В холщовых отцовских шароварах с отвисающей мотней, в яловых поношенных броднишках, в холщовой рубахе, сизой от соли, весь присыпанный трухой сена, Тимофей ворочал вилами, поднимая сразу по полкопны. Березовые вилы выгибались, потрескивали. Тимофей ловко перехватывал черенок, уткнув его в землю, а тогда уже, весь напружинясь, поднимал сено в зарод.

– Ох, силен ты, Тима! Я бы, ей-богу, умерла под таким навильником.

– Мужчине – мужское, женщине – женское.

– Кабы все так думали.

– Настанет пора, не думать, а делать так будут.

– Не будет такого никогда.

– Почему не будет?

– Да потому, что мущина завсегда сумеет закабалить бабу. Разве Филя мой другим будет? Ни в жисть. Бревно и есть бревно.

– Филю ждет хорошая мялка. Харю бы ему набок свернуть за такое отношение к тебе.

– Если так, подсади меня на зарод. А то ты развел его па пятнадцать копен, а осталось семь. Как верх сводить будем?

– Ну, лезь…

Меланья подошла лицом к зароду и протянула руки вверх. Тимофей легко приподнял ее и, удерживая на ладони, на шаг отошел от зарода.

– Што ты, Тима! Увидят наши.

– И черт с ними.

– Ужли я совсем не тяжелая?

– Пуда три будет.

– Хоть бы разочек вот так подержал меня Филин, – тихим суховеем прошелестели слова Меланьи, опалив щеки Тимофея.

– Ну, ну, лезь!..

XI

Много ли женщине надо, чтобы согреть сердце, если до того она не чувствовала ни ласки, ни внимания, ни любви…

Сердчишко Меланьи будто омылось теплой водой; стало легко и приятно, радостно. И небо такое высокое и прозрачное. Ах, если бы вся жизнь пролетела в такой благости, как один миг с Тимофеем на метке зарода!..

На паужин собрались у стана. Филя с отцом совещались: ехать или нет на сельский сход?

– От нас на той сходке прибытку не будет, – порешил Прокопий Веденеевич. – А мы вот передохнем, а потом ишшо попотеем, а зимой пузо на печке погреем. От того – прибыток.
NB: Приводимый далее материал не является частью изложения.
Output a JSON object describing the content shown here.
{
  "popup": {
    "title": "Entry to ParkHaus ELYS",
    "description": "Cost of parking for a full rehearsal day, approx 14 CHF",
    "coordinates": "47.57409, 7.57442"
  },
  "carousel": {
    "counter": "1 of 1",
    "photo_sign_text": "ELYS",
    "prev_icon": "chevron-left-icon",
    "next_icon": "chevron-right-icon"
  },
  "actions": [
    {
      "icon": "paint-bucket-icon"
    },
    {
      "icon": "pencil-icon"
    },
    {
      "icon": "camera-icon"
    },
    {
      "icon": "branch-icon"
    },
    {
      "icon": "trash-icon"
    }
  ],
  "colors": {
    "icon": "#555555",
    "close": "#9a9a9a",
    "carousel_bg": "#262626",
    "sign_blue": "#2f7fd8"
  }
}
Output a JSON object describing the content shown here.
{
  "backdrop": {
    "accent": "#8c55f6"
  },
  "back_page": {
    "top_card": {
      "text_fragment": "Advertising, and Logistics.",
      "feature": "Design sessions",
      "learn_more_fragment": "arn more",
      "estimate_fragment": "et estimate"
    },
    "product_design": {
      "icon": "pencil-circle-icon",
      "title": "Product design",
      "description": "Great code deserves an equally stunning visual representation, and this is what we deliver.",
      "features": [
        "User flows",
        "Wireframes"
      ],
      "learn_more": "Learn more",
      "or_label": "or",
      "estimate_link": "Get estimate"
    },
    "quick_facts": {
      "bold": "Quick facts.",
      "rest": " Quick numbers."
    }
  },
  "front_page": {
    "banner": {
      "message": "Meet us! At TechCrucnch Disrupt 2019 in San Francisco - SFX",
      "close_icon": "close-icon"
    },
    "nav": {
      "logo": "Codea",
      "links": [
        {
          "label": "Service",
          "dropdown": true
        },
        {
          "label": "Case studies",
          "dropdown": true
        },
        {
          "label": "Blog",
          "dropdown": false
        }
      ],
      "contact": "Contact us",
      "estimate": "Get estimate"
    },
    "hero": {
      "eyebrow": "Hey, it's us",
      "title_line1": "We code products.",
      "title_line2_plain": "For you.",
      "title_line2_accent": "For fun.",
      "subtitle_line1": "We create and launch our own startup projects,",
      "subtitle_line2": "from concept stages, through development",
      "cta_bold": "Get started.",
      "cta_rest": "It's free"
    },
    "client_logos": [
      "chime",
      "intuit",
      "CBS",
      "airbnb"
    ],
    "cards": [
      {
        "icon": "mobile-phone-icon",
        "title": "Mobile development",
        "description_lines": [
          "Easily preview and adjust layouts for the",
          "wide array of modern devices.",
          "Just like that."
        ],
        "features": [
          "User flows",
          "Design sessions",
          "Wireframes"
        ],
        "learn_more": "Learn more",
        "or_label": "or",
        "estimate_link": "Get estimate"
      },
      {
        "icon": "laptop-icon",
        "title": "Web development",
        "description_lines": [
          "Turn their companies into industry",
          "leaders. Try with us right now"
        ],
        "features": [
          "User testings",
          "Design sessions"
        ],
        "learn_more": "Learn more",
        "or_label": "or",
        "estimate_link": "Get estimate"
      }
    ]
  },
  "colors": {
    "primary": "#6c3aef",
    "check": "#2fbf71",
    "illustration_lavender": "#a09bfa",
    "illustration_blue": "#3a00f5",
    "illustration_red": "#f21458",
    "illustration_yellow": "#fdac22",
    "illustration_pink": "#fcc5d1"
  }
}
Тимофей ушел на речку купаться. Забрел в глубокое улово по шею и, не умея плавать, держась рукою за коло-дину, окунулся с головою. Спугнул лиловый ломоть хариуса, пытаясь схватить домоседа за хвост. Вскарабкался на колодину, посторожил хариуса и, не дождавшись, вышел на травянистый берег.

«Война! Нешуточное дело. Погреешь пузо! – думал он, натягивая городчанские суконные брюки и простиранную синюю косоворотку с перламутровыми пуговками по столбику. Перетянул живот лакированным ремнем с пряжкою. Кося глазом на медного двуглавого орла, поморщился:

«Во имя орла, что ли, цедить кровь из немцев?»

Прокопий Веденеевич отбивал Меланьину литовку: «Как бритва будет. В дождь самое время травушку положить за Коровьим мыском». Глянул на Тимоху через плечо, насупился:

– Аль на войну рвешься, политик?

– Надо сходить, послушать, что там за «манифест» царя.

– Эко! Печатка царя не про тебя, должно.

– Еще неизвестно, какая будет война. Кайзер насел на Францию, только перья летят, как из курицы. На пароходе газету читали.

– Люто?

– Силу германец собрал большую. Если он повернет ее на Россию, всех припечет.

– Филаретовой крепости держись – не припекет. Из корня Боровиковых за царя никто не хаживал с ружьем. Тайга – вот она, милушечка. Сколь там разных скрытников проживает! Иди к ним – и вся недолга. Дядя твой там, Елистрах, спасает душу. Молитва – не пуля, лоб не прошибет.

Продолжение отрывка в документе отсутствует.